A test made on these principles should be simple and easy, something that an expert would be able to breeze through.

Projects & Papers

Depending on the subject, class projects or papers are the right way to test the other skill. Rather than shoehorning open notes into a test format, which doesn’t suit it, just have them do a project.

Projects are inherently open-notes; who ever heard of limiting the resources that can be brought to bear on a class project?

No course can really be like the real world, but giving students a facsimilie is a good idea. Projects provide a better environment for this because they don’t hamper the student unrealistically, as even the most liberal open-notes test will. Students have some level of control over what project they choose, how they approach it, what techniques they use, and who they call on for help.


Is this true for all classes? I don’t think so. Foreign language courses are all about internalization. If you need to look anything up, you haven’t really learned the language. Testing makes a lot of sense in a language course, but I’m not sure if there’s any place for projects, at least not at introductory levels. Once you get to a composition course in a foreign language, projects start making more sense again.

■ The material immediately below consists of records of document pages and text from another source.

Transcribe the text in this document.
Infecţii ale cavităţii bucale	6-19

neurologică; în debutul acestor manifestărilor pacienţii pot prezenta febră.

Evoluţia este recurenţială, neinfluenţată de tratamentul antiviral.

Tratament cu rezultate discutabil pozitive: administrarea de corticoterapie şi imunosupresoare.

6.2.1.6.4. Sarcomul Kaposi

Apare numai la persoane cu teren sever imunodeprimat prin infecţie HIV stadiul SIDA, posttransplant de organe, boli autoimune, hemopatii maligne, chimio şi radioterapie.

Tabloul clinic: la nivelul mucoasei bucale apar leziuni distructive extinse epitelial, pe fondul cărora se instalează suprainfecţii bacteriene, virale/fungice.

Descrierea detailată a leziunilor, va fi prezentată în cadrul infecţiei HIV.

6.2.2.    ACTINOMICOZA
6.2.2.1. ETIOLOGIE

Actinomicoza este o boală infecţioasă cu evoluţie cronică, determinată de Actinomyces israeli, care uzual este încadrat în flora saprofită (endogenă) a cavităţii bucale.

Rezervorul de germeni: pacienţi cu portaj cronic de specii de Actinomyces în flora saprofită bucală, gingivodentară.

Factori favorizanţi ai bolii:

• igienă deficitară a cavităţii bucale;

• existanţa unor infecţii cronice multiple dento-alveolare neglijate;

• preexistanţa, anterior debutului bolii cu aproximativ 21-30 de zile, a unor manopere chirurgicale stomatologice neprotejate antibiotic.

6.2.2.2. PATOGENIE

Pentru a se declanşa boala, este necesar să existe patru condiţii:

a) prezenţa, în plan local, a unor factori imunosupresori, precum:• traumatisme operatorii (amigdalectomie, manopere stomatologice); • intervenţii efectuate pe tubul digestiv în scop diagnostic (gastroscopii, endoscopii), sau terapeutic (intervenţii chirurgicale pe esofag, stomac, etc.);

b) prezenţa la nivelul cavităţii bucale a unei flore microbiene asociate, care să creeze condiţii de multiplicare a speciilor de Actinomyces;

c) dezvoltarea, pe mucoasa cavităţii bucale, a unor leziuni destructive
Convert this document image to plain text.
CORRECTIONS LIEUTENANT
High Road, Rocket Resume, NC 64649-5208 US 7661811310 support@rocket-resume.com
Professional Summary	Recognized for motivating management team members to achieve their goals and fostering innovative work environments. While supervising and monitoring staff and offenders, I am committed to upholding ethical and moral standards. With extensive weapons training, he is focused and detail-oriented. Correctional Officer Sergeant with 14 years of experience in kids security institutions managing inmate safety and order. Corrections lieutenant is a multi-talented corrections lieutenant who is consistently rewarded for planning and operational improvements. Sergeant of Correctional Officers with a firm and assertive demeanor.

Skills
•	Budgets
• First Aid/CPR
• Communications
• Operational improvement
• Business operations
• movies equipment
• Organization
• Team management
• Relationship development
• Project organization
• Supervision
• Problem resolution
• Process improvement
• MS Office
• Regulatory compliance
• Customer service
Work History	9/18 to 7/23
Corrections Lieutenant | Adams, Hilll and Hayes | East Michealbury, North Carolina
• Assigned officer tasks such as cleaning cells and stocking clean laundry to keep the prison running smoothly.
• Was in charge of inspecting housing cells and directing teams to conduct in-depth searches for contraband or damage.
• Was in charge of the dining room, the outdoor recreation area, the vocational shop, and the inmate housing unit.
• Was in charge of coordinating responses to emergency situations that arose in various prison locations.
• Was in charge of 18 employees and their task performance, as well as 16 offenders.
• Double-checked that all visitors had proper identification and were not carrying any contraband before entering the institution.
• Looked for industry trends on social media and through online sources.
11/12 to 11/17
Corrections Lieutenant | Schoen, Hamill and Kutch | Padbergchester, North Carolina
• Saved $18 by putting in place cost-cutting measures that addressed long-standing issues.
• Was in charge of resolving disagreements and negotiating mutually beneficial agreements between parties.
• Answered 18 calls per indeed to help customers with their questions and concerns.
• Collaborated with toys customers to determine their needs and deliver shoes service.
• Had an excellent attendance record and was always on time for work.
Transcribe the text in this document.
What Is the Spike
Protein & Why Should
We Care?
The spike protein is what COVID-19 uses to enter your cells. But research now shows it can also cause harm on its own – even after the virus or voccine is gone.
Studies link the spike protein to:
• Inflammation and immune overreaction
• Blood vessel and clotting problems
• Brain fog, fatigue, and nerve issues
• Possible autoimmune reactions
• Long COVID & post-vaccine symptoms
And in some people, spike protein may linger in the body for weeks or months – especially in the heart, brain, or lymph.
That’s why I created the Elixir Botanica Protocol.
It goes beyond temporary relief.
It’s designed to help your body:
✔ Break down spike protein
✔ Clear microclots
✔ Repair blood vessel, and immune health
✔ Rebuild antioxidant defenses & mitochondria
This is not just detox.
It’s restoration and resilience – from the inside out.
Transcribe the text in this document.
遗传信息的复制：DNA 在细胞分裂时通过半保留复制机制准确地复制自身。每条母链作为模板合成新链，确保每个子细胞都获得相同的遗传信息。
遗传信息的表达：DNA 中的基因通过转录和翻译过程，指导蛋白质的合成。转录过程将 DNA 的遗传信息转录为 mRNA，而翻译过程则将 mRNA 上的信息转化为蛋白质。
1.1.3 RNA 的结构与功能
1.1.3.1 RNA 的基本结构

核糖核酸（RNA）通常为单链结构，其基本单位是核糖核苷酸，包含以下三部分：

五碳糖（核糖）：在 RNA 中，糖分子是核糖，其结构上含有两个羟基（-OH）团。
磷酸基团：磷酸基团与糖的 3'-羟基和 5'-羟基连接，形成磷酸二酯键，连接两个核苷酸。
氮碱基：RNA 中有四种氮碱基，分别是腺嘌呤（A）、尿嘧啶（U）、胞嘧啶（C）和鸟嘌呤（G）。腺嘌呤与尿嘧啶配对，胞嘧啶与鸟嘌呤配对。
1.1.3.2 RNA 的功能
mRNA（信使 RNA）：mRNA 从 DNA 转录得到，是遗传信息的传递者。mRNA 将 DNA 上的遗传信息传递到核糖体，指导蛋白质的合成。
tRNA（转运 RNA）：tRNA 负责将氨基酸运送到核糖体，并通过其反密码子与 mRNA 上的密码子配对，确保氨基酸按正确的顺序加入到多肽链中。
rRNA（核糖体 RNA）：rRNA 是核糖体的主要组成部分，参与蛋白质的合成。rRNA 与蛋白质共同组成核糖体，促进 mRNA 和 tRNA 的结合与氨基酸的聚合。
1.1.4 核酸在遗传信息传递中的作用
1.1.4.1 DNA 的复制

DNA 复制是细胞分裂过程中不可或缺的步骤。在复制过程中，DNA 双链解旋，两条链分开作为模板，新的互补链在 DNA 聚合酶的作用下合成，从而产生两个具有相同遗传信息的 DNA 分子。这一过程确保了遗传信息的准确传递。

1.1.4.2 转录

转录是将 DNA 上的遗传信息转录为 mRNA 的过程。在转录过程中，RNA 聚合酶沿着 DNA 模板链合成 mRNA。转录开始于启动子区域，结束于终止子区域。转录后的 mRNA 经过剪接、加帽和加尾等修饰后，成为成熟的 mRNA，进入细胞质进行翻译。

There may be other reasons to include projects in one of these courses. In this essay I’m talking about projects being used as a form of evaluation, but projects can be an important teaching tool as well. Having students complete a project as an alternative to readings or lecture is a good idea, but a different use case.

There are also probably some subjects where tests make no sense at all. For many hands-on skills, like writing or sculpture, you could conceivably make a test, but the real proof will be in creation.

Testing is a good way to examine internalized knowledge, but there are some kinds of internalized knowledge that aren’t easily measured by a test. Just how to hold your hammer and chisel, just what the dough looks like when it’s ready — these are things that an expert will have internalized, but which would be difficult to put on a test. So there are some kinds of internalized knowledge that are better measured by projects.

It seems like this is especially true for crafts, and for courses beyond the beginner level, as the student begins to pick up these hard-to-measure intutions.

Generally, the more advanced the course, the less of a role there is for testing. While every subject has a core base of knowledge that all experts will know by heart, specialists will internalize knowledge that sets them apart even from other specialists. People already seem to understand this at some level, and most advanced courses go light on the tests.

Notes

[1] Sky Zhang points out that in certain cases, formula sheets can make a lot of sense. A programmer may not remember the syntax for all the basic operations of the language they’re learning, and the professor shouldn’t care. Giving them a sheet that provides that syntax won’t help them if they don’t understand the concepts, but it is forgiving towards students who have deep conceptual understanding but can’t be bothered to remember the exact notation for every operation. We can trust that if they choose to continue, they will eventually know the basics by heart. I think this is another case where professors should think about what they really want students to get out of the course (in this case, the concepts) and what they could care less about (hopefully, the syntax).

Thanks to Amy Ludwin and Sky Zhang for reading drafts of this.